Sens. Barbara Boxer, California Democrat, and Jim Webb, Virginia Democrat, introduced a bill Thursday that would impose a 50 percent tax on certain 2009 Wall Street bonuses in excess of $400,000. The sponsors of the Taxpayer Fairness Act were adamant that all money coming from the excise levy would go straight into the U.S. Treasury, not turn into a special-interest slush fund or trickle into other programs.
"This is for deficit reduction," Mrs. Boxer said. "People are hurting from the resounding effect of what ocurred on Wall Street."
Ms. Boxer said the bill's passage could mean $10 billion toward national-debt decrease.

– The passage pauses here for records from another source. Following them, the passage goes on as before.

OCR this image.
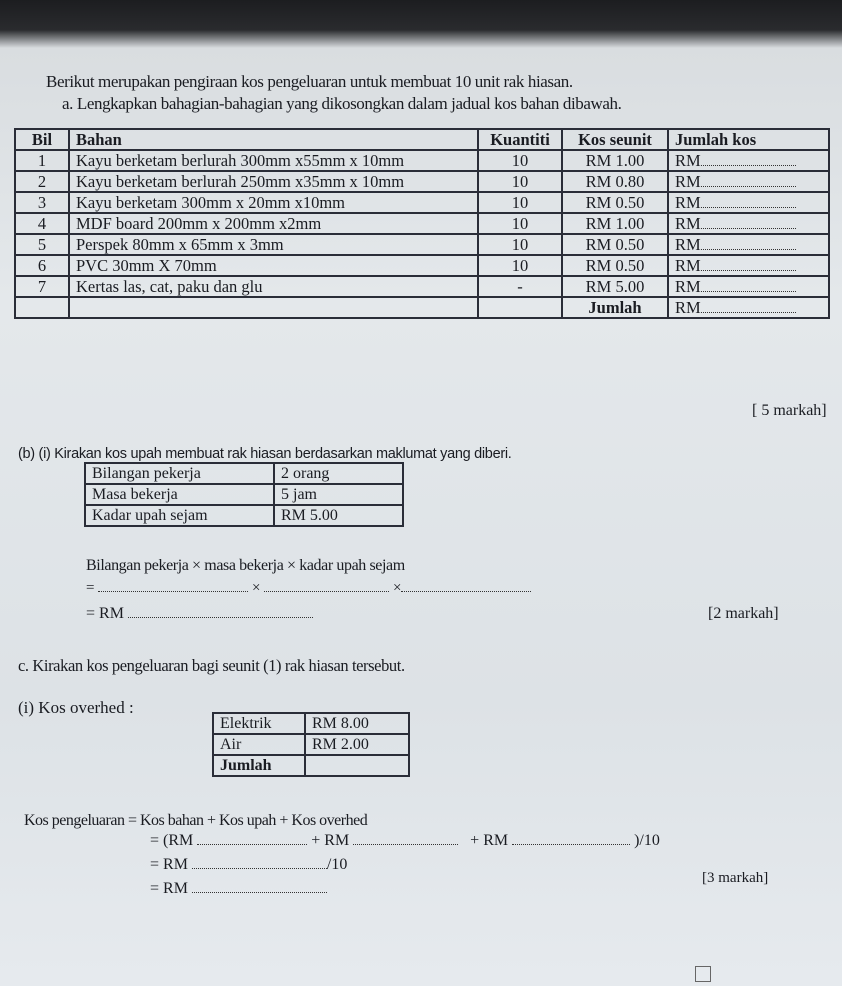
Berikut merupakan pengiraan kos pengeluaran untuk membuat 10 unit rak hiasan.
a. Lengkapkan bahagian-bahagian yang dikosongkan dalam jadual kos bahan dibawah.
Bil	Bahan	Kuantiti	Kos seunit	Jumlah kos
1	Kayu berketam berlurah 300mm x55mm x 10mm	10	RM 1.00	RM
2	Kayu berketam berlurah 250mm x35mm x 10mm	10	RM 0.80	RM
3	Kayu berketam 300mm x 20mm x10mm	10	RM 0.50	RM
4	MDF board 200mm x 200mm x2mm	10	RM 1.00	RM
5	Perspek 80mm x 65mm x 3mm	10	RM 0.50	RM
6	PVC 30mm X 70mm	10	RM 0.50	RM
7	Kertas las, cat, paku dan glu	-	RM 5.00	RM
			Jumlah	RM
[ 5 markah]
(b) (i) Kirakan kos upah membuat rak hiasan berdasarkan maklumat yang diberi.
Bilangan pekerja	2 orang
Masa bekerja	5 jam
Kadar upah sejam	RM 5.00
Bilangan pekerja × masa bekerja × kadar upah sejam
=	×	×
= RM	[2 markah]
c. Kirakan kos pengeluaran bagi seunit (1) rak hiasan tersebut.
(i) Kos overhed :
Elektrik	RM 8.00
Air	RM 2.00
Jumlah	
Kos pengeluaran = Kos bahan + Kos upah + Kos overhed
= (RM	+ RM	+ RM	)/10
= RM	/10
= RM
[3 markah]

The legislation, unlike the measure introduced by Rep. Peter Welch, Vermont Democrat, in the House last month, does not target all institutions that received Troubled Asset Relief Program funds, only those that received more than $5 million. Those firms include Fannie Mae, Freddie Mac, JP Morgan and Bank of America.
Employees at any of these banks who received a bonus exceeding the salary of the president -- $400,000 -- would be required to pay a 50 percent tax on each bonus.

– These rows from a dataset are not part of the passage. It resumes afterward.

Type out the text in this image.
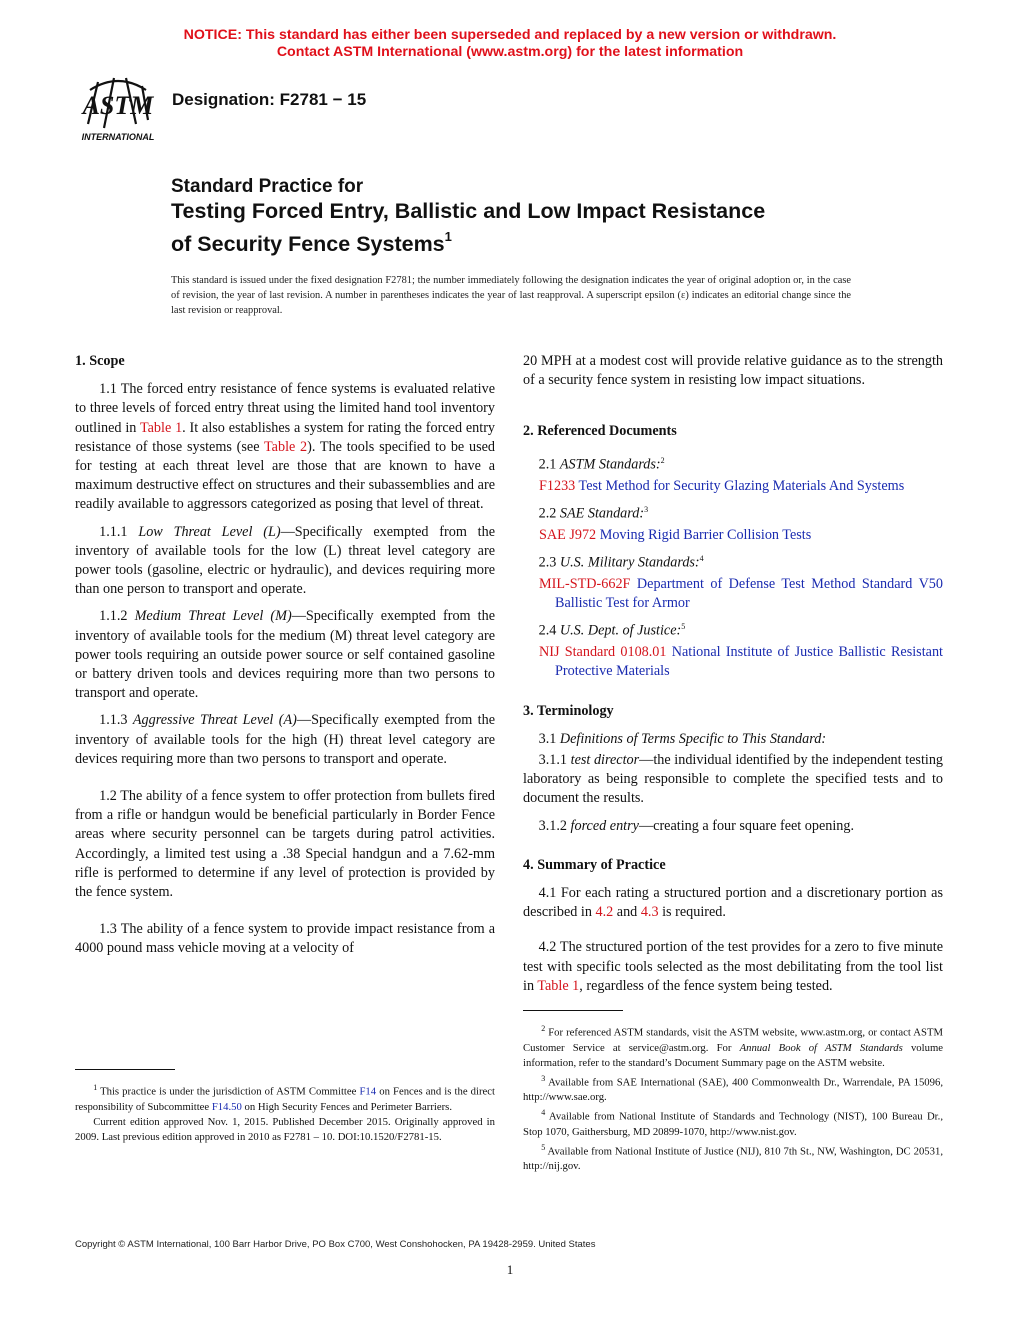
NOTICE: This standard has either been superseded and replaced by a new version or withdrawn.
Contact ASTM International (www.astm.org) for the latest information
ASTM
INTERNATIONAL
Designation: F2781 − 15
Standard Practice for
Testing Forced Entry, Ballistic and Low Impact Resistance
of Security Fence Systems$^1$
This standard is issued under the fixed designation F2781; the number immediately following the designation indicates the year of original adoption or, in the case of revision, the year of last revision. A number in parentheses indicates the year of last reapproval. A superscript epsilon (ε) indicates an editorial change since the last revision or reapproval.
1. Scope

1.1 The forced entry resistance of fence systems is evaluated relative to three levels of forced entry threat using the limited hand tool inventory outlined in Table 1. It also establishes a system for rating the forced entry resistance of those systems (see Table 2). The tools specified to be used for testing at each threat level are those that are known to have a maximum destructive effect on structures and their subassemblies and are readily available to aggressors categorized as posing that level of threat.

1.1.1 Low Threat Level (L)—Specifically exempted from the inventory of available tools for the low (L) threat level category are power tools (gasoline, electric or hydraulic), and devices requiring more than one person to transport and operate.

1.1.2 Medium Threat Level (M)—Specifically exempted from the inventory of available tools for the medium (M) threat level category are power tools requiring an outside power source or self contained gasoline or battery driven tools and devices requiring more than two persons to transport and operate.

1.1.3 Aggressive Threat Level (A)—Specifically exempted from the inventory of available tools for the high (H) threat level category are devices requiring more than two persons to transport and operate.

1.2 The ability of a fence system to offer protection from bullets fired from a rifle or handgun would be beneficial particularly in Border Fence areas where security personnel can be targets during patrol activities. Accordingly, a limited test using a .38 Special handgun and a 7.62-mm rifle is performed to determine if any level of protection is provided by the fence system.

1.3 The ability of a fence system to provide impact resistance from a 4000 pound mass vehicle moving at a velocity of

20 MPH at a modest cost will provide relative guidance as to the strength of a security fence system in resisting low impact situations.

2. Referenced Documents

2.1 ASTM Standards:$^2$

F1233 Test Method for Security Glazing Materials And Systems

2.2 SAE Standard:$^3$

SAE J972 Moving Rigid Barrier Collision Tests

2.3 U.S. Military Standards:$^4$

MIL-STD-662F Department of Defense Test Method Standard V50 Ballistic Test for Armor

2.4 U.S. Dept. of Justice:$^5$

NIJ Standard 0108.01 National Institute of Justice Ballistic Resistant Protective Materials

3. Terminology

3.1 Definitions of Terms Specific to This Standard:

3.1.1 test director—the individual identified by the independent testing laboratory as being responsible to complete the specified tests and to document the results.

3.1.2 forced entry—creating a four square feet opening.

4. Summary of Practice

4.1 For each rating a structured portion and a discretionary portion as described in 4.2 and 4.3 is required.

4.2 The structured portion of the test provides for a zero to five minute test with specific tools selected as the most debilitating from the tool list in Table 1, regardless of the fence system being tested.

$^1$ This practice is under the jurisdiction of ASTM Committee F14 on Fences and is the direct responsibility of Subcommittee F14.50 on High Security Fences and Perimeter Barriers.

Current edition approved Nov. 1, 2015. Published December 2015. Originally approved in 2009. Last previous edition approved in 2010 as F2781 – 10. DOI:10.1520/F2781-15.

$^2$ For referenced ASTM standards, visit the ASTM website, www.astm.org, or contact ASTM Customer Service at service@astm.org. For Annual Book of ASTM Standards volume information, refer to the standard’s Document Summary page on the ASTM website.

$^3$ Available from SAE International (SAE), 400 Commonwealth Dr., Warrendale, PA 15096, http://www.sae.org.

$^4$ Available from National Institute of Standards and Technology (NIST), 100 Bureau Dr., Stop 1070, Gaithersburg, MD 20899-1070, http://www.nist.gov.

$^5$ Available from National Institute of Justice (NIJ), 810 7th St., NW, Washington, DC 20531, http://nij.gov.

Copyright © ASTM International, 100 Barr Harbor Drive, PO Box C700, West Conshohocken, PA 19428-2959. United States
1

Both Mr. Webb and Mrs. Boxer said repeatedly that the bill "is not class warfare." Mr. Webb seemed agitated at the suggestion that the money garnered from the measure could find its way into into the pockets of special interests or to places other than the nation's bank account.
He quickly routed the discussion back to TARP money.
Those funds were lent to banks "to create liqidity in the marketplace, and then this money went other places," Mr. Webb said.